To solve the problem, we need to find the real value of \( a \) for which the sum of the roots of the equation \( x^2 - 2ax + 2a - 1 = 0 \) is equal to the sum of the squares of its roots. ### Step 1: Identify the coefficients of the quadratic equation The given quadratic equation is: \[ x^2 - 2ax + (2a - 1) = 0 \] Here, the coefficients are: - \( A = 1 \) (coefficient of \( x^2 \)) - \( B = -2a \) (coefficient of \( x \)) - \( C = 2a - 1 \) (constant term) ### Step 2: Calculate the sum of the roots The sum of the roots \( \alpha + \beta \) of a quadratic equation \( Ax^2 + Bx + C = 0 \) is given by: \[ \alpha + \beta = -\frac{B}{A} = -\frac{-2a}{1} = 2a \] ### Step 3: Calculate the sum of the squares of the roots The sum of the squares of the roots \( \alpha^2 + \beta^2 \) can be calculated using the identity: \[ \alpha^2 + \beta^2 = (\alpha + \beta)^2 - 2\alpha\beta \] We already found \( \alpha + \beta = 2a \).
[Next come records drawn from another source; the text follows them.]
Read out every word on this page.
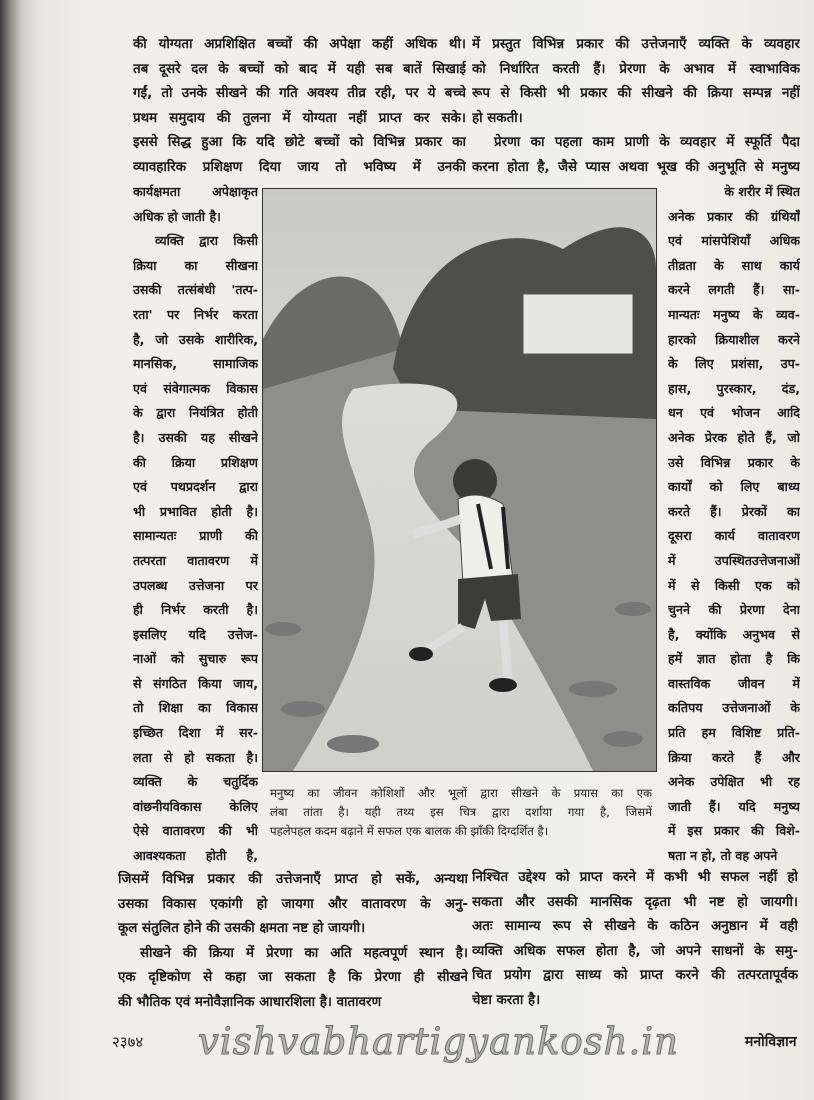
की योग्यता अप्रशिक्षित बच्चों की अपेक्षा कहीं अधिक थी।
तब दूसरे दल के बच्चों को बाद में यही सब बातें सिखाई
गईं, तो उनके सीखने की गति अवश्य तीव्र रही, पर ये बच्चे
प्रथम समुदाय की तुलना में योग्यता नहीं प्राप्त कर सके।
इससे सिद्ध हुआ कि यदि छोटे बच्चों को विभिन्न प्रकार का
व्यावहारिक प्रशिक्षण दिया जाय तो भविष्य में उनकी
में प्रस्तुत विभिन्न प्रकार की उत्तेजनाएँ व्यक्ति के व्यवहार
को निर्धारित करती हैं। प्रेरणा के अभाव में स्वाभाविक
रूप से किसी भी प्रकार की सीखने की क्रिया सम्पन्न नहीं
हो सकती।
प्रेरणा का पहला काम प्राणी के व्यवहार में स्फूर्ति पैदा
करना होता है, जैसे प्यास अथवा भूख की अनुभूति से मनुष्य
कार्यक्षमता अपेक्षाकृत
अधिक हो जाती है।
व्यक्ति द्वारा किसी
क्रिया का सीखना
उसकी तत्संबंधी 'तत्प-
रता' पर निर्भर करता
है, जो उसके शारीरिक,
मानसिक, सामाजिक
एवं संवेगात्मक विकास
के द्वारा नियंत्रित होती
है। उसकी यह सीखने
की क्रिया प्रशिक्षण
एवं पथप्रदर्शन द्वारा
भी प्रभावित होती है।
सामान्यतः प्राणी की
तत्परता वातावरण में
उपलब्ध उत्तेजना पर
ही निर्भर करती है।
इसलिए यदि उत्तेज-
नाओं को सुचारु रूप
से संगठित किया जाय,
तो शिक्षा का विकास
इच्छित दिशा में सर-
लता से हो सकता है।
व्यक्ति के चतुर्दिक
वांछनीयविकास केलिए
ऐसे वातावरण की भी
आवश्यकता होती है,
के शरीर में स्थित
अनेक प्रकार की ग्रंथियाँ
एवं मांसपेशियाँ अधिक
तीव्रता के साथ कार्य
करने लगती हैं। सा-
मान्यतः मनुष्य के व्यव-
हारको क्रियाशील करने
के लिए प्रशंसा, उप-
हास, पुरस्कार, दंड,
धन एवं भोजन आदि
अनेक प्रेरक होते हैं, जो
उसे विभिन्न प्रकार के
कार्यों को लिए बाध्य
करते हैं। प्रेरकों का
दूसरा कार्य वातावरण
में उपस्थितउत्तेजनाओं
में से किसी एक को
चुनने की प्रेरणा देना
है, क्योंकि अनुभव से
हमें ज्ञात होता है कि
वास्तविक जीवन में
कतिपय उत्तेजनाओं के
प्रति हम विशिष्ट प्रति-
क्रिया करते हैं और
अनेक उपेक्षित भी रह
जाती हैं। यदि मनुष्य
में इस प्रकार की विशे-
षता न हो, तो वह अपने
मनुष्य का जीवन कोशिशों और भूलों द्वारा सीखने के प्रयास का एक
लंबा तांता है। यही तथ्य इस चित्र द्वारा दर्शाया गया है, जिसमें
पहलेपहल कदम बढ़ाने में सफल एक बालक की झाँकी दिग्दर्शित है।
जिसमें विभिन्न प्रकार की उत्तेजनाएँ प्राप्त हो सकें, अन्यथा
उसका विकास एकांगी हो जायगा और वातावरण के अनु-
कूल संतुलित होने की उसकी क्षमता नष्ट हो जायगी।
सीखने की क्रिया में प्रेरणा का अति महत्वपूर्ण स्थान है।
एक दृष्टिकोण से कहा जा सकता है कि प्रेरणा ही सीखने
की भौतिक एवं मनोवैज्ञानिक आधारशिला है। वातावरण
निश्चित उद्देश्य को प्राप्त करने में कभी भी सफल नहीं हो
सकता और उसकी मानसिक दृढ़ता भी नष्ट हो जायगी।
अतः सामान्य रूप से सीखने के कठिन अनुष्ठान में वही
व्यक्ति अधिक सफल होता है, जो अपने साधनों के समु-
चित प्रयोग द्वारा साध्य को प्राप्त करने की तत्परतापूर्वक
चेष्टा करता है।
२३७४ vishvabhartigyankosh.in	मनोविज्ञान
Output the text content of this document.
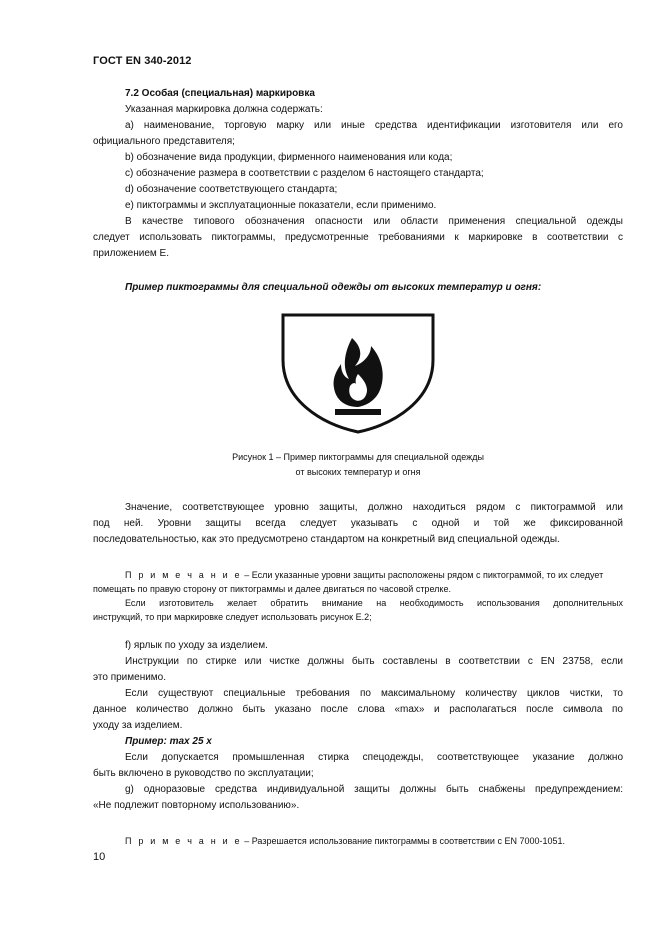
ГОСТ EN 340-2012

7.2 Особая (специальная) маркировка

Указанная маркировка должна содержать:

а) наименование, торговую марку или иные средства идентификации изготовителя или его

официального представителя;

b) обозначение вида продукции, фирменного наименования или кода;

c) обозначение размера в соответствии с разделом 6 настоящего стандарта;

d) обозначение соответствующего стандарта;

е) пиктограммы и эксплуатационные показатели, если применимо.

В качестве типового обозначения опасности или области применения специальной одежды

следует использовать пиктограммы, предусмотренные требованиями к маркировке в соответствии с

приложением Е.

Пример пиктограммы для специальной одежды от высоких температур и огня:

Рисунок 1 – Пример пиктограммы для специальной одежды

от высоких температур и огня

Значение, соответствующее уровню защиты, должно находиться рядом с пиктограммой или

под ней. Уровни защиты всегда следует указывать с одной и той же фиксированной

последовательностью, как это предусмотрено стандартом на конкретный вид специальной одежды.

П р и м е ч а н и е – Если указанные уровни защиты расположены рядом с пиктограммой, то их следует

помещать по правую сторону от пиктограммы и далее двигаться по часовой стрелке.

Если изготовитель желает обратить внимание на необходимость использования дополнительных

инструкций, то при маркировке следует использовать рисунок Е.2;

f) ярлык по уходу за изделием.

Инструкции по стирке или чистке должны быть составлены в соответствии с EN 23758, если

это применимо.

Если существуют специальные требования по максимальному количеству циклов чистки, то

данное количество должно быть указано после слова «max» и располагаться после символа по

уходу за изделием.

Пример: max 25 x

Если допускается промышленная стирка спецодежды, соответствующее указание должно

быть включено в руководство по эксплуатации;

g) одноразовые средства индивидуальной защиты должны быть снабжены предупреждением:

«Не подлежит повторному использованию».

П р и м е ч а н и е – Разрешается использование пиктограммы в соответствии с EN 7000-1051.

10
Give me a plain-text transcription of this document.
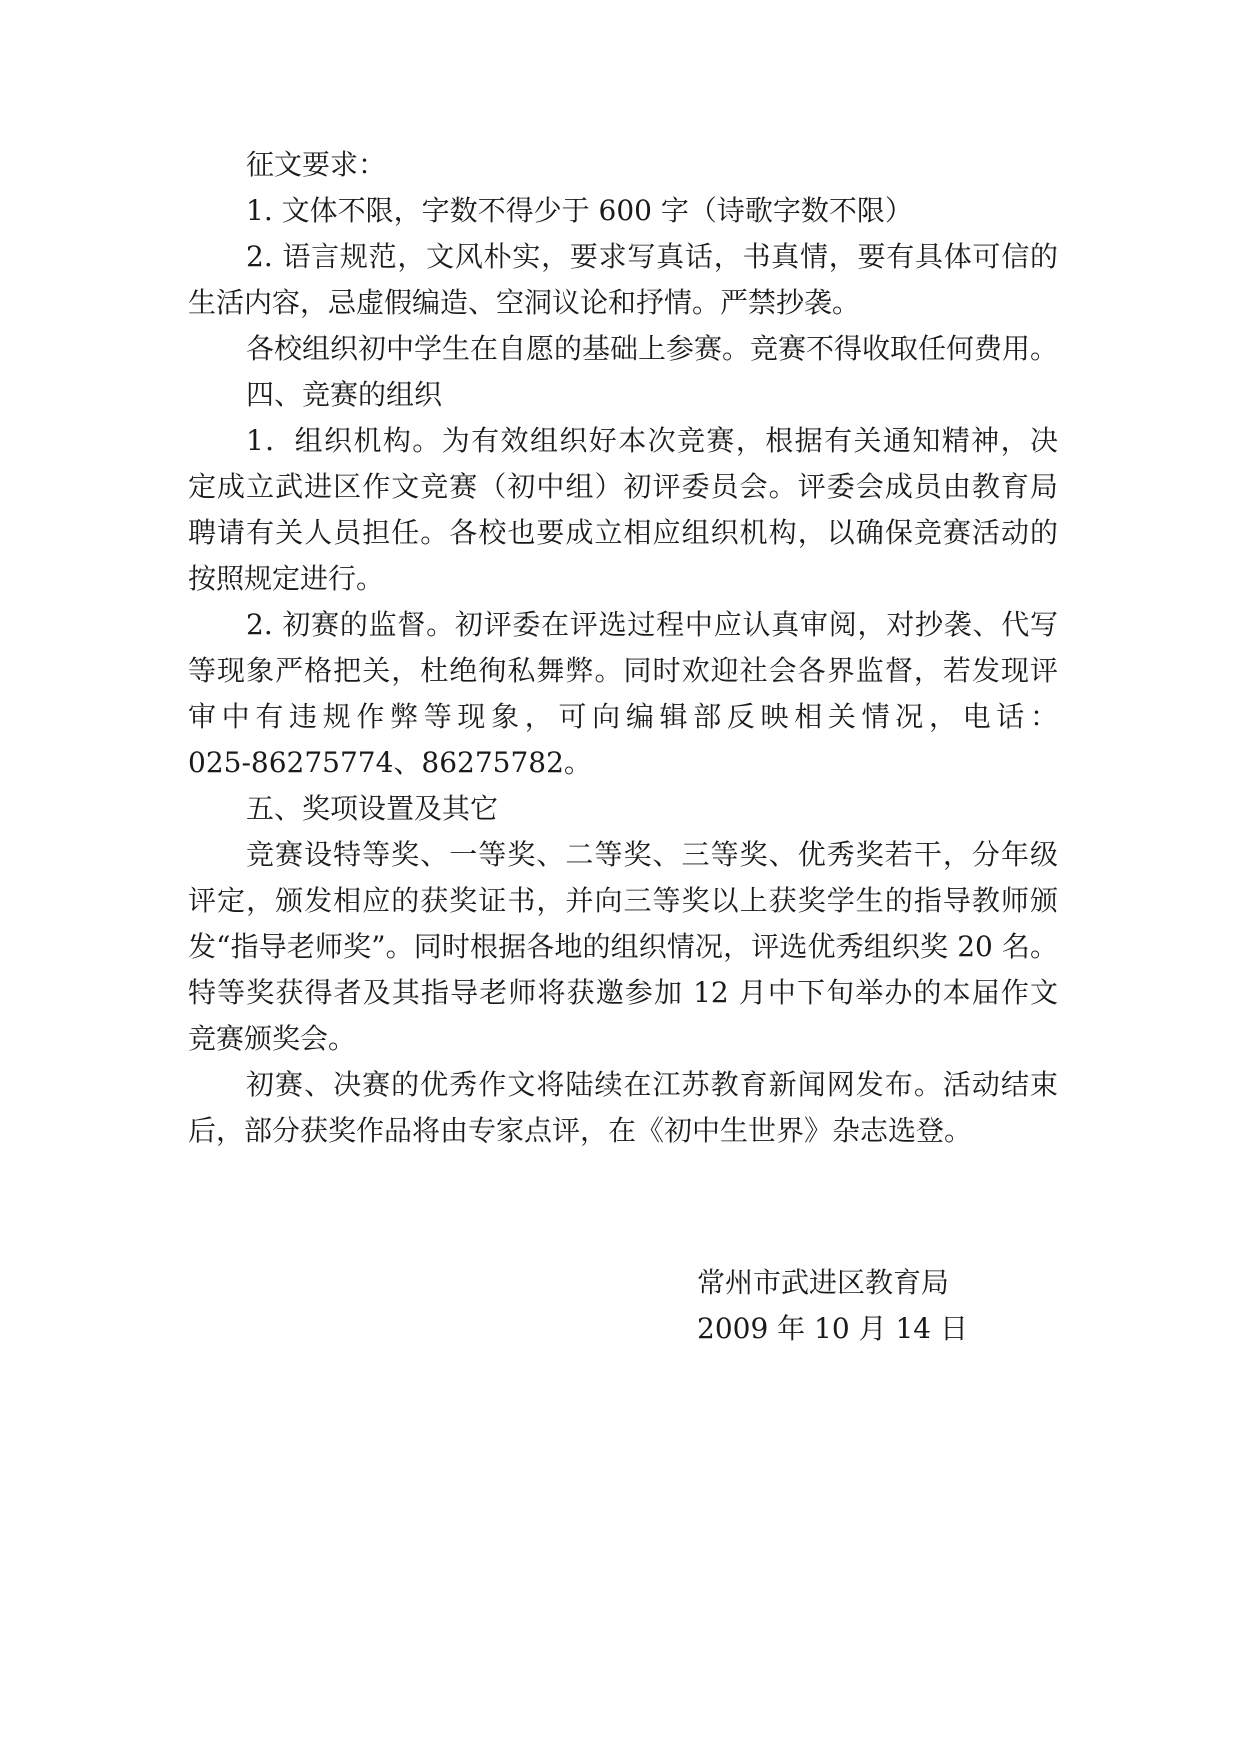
征文要求：
1. 文体不限，字数不得少于 600 字（诗歌字数不限）
2. 语言规范，文风朴实，要求写真话，书真情，要有具体可信的
生活内容，忌虚假编造、空洞议论和抒情。严禁抄袭。
各校组织初中学生在自愿的基础上参赛。竞赛不得收取任何费用。
四、竞赛的组织
1．组织机构。为有效组织好本次竞赛，根据有关通知精神，决
定成立武进区作文竞赛（初中组）初评委员会。评委会成员由教育局
聘请有关人员担任。各校也要成立相应组织机构，以确保竞赛活动的
按照规定进行。
2. 初赛的监督。初评委在评选过程中应认真审阅，对抄袭、代写
等现象严格把关，杜绝徇私舞弊。同时欢迎社会各界监督，若发现评
审中有违规作弊等现象，可向编辑部反映相关情况，电话：
025-86275774、86275782。
五、奖项设置及其它
竞赛设特等奖、一等奖、二等奖、三等奖、优秀奖若干，分年级
评定，颁发相应的获奖证书，并向三等奖以上获奖学生的指导教师颁
发“指导老师奖”。同时根据各地的组织情况，评选优秀组织奖 20 名。
特等奖获得者及其指导老师将获邀参加 12 月中下旬举办的本届作文
竞赛颁奖会。
初赛、决赛的优秀作文将陆续在江苏教育新闻网发布。活动结束
后，部分获奖作品将由专家点评，在《初中生世界》杂志选登。
常州市武进区教育局
2009 年 10 月 14 日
Now, we need to find \( \alpha\beta \): \[ \alpha\beta = \frac{C}{A} = \frac{2a - 1}{1} = 2a - 1 \] Now substituting these values into the identity: \[ \alpha^2 + \beta^2 = (2a)^2 - 2(2a - 1) = 4a^2 - 2(2a - 1) = 4a^2 - 4a + 2 \] ### Step 4: Set the sum of the roots equal to the sum of the squares of the roots We need to set the two expressions equal to each other: \[ 2a = 4a^2 - 4a + 2 \] ### Step 5: Rearrange the equation Rearranging gives: \[ 4a^2 - 4a - 2a + 2 = 0 \implies 4a^2 - 6a + 2 = 0 \] ### Step 6: Simplify the equation Dividing the entire equation by 2: \[ 2a^2 - 3a + 1 = 0 \] ### Step 7: Factor the quadratic equation Now we will factor the quadratic: \[ 2a^2 - 2a - a + 1 = 0 \] This can be factored as: \[ (2a - 1)(a - 1) = 0 \] ### Step 8: Solve for \( a \) Setting each factor to zero gives us: 1. \( 2a - 1 = 0 \implies a = \frac{1}{2} \) 2. \( a - 1 = 0 \implies a = 1 \) ### Conclusion The values of \( a \) that satisfy the condition are \( a = \frac{1}{2} \) and \( a = 1 \).